At $5 million, the budget Gray voters will consider at the annual town meeting Saturday, May 3, is an increase over last year.
It is the increased use of town surplus funds that has divided some town councilors.
The budget, broken into 24 warrant articles, will be voted on beginning at 9 a.m. at the Newbegin Center on Route 100.
The overall budget is a 2.6 percent change from this year’s $4.8 million spending plan, even though operating expenses are up by 11.25 percent.
Money from the town’s savings accounts, including the undesignated fund balance, would be used to fund operating expenses, as well as capital improvements or one-time expenses such as $260,000 to purchase the land for a new public safety station. A total of $640,000 from undesignated accounts will keep the total budget increase to 2.6 percent.
Town Councilor Marchian Crane is not in favor of using undesignated funds for operating expenses. He compared it to using your savings account to pay your electric bill.
“You can only do that so long before depleting your savings,” Crane said Tuesday.
Town Councilor Tracy Scheckel said Wednesday, “I am totally in support of this budget.” She said that the town’s total bank account is in excess of $7 million.
“We have a healthy undesignated fund balance,” Town Manager Deborah Cabana said Wednesday.
The increased cost of fuel was the biggest challenge in putting together the budget, according to Cabana. Costs for heating town buildings and fueling town vehicles are up by more than $50,000 over this year’s budget. Other products are more expensive, as well.
“We’ve seen a major increase in products such as gravel, sand, and salt,” Cabana said.
Proposed expenses include $260,000 for a new rescue unit. Categories receiving the most money are administrative services, municipal finances, public safety services and public works.
Some late changes to the published warrant were made at an emergency Town Council meeting last Saturday.
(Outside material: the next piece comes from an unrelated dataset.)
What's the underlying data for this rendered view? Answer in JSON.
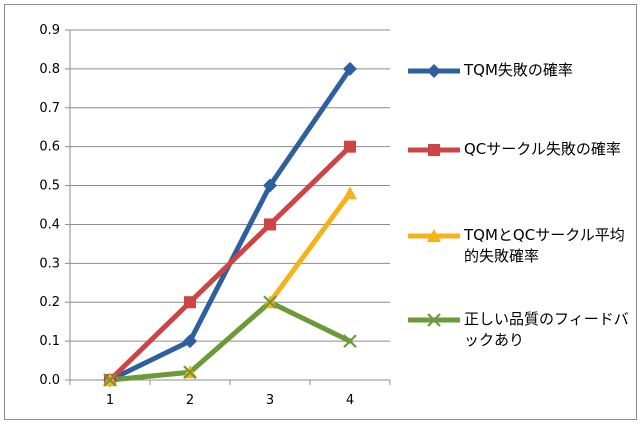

Scheckel said the meeting was called to correct a calculating error in Article 14.
During this meeting, town manager Cabana and town councilors Andy Upham, Deborah Mancini, Margaret Hutchins, and Scheckel also added an article to allow the town to exceed the state’s property tax levy limit.
If certain items on the budget using undesignated funds were voted down, Scheckel said, the town could be in violation of the property tax levy limit of more than $2.2 million established by state law. Instead of having to call a new town meeting to discuss this, the town councilors decided to add the additional article.
“I think the proposed budget is much too high,” Andy Upham, vice chairman of the town council, said Tuesday. “I don’t feel that the people of Gray can afford those things right now,” he said of the increase in operating expenses. Councilors Upham and Crane voted against the warrant at the town council meeting on April 15.
Several town positions are up for election on June 10. Town residents will select two, three-year Town Council seats. Marchian Crane, Peter Gellerson, Mark Grover, and Andrew Upham are running for these two seats.
For the balance of a three-year term, residents will choose from Philip Pulsifer, Tracy Scheckel, and Richard Walls. There are no contested seats for the School Administrative District 15 School Board and the Gray Water District.
Tod Bennett and Anne Rowe will run for the two three-year terms for the school district. Bruce Sawyer will run for the five-year term at the water district.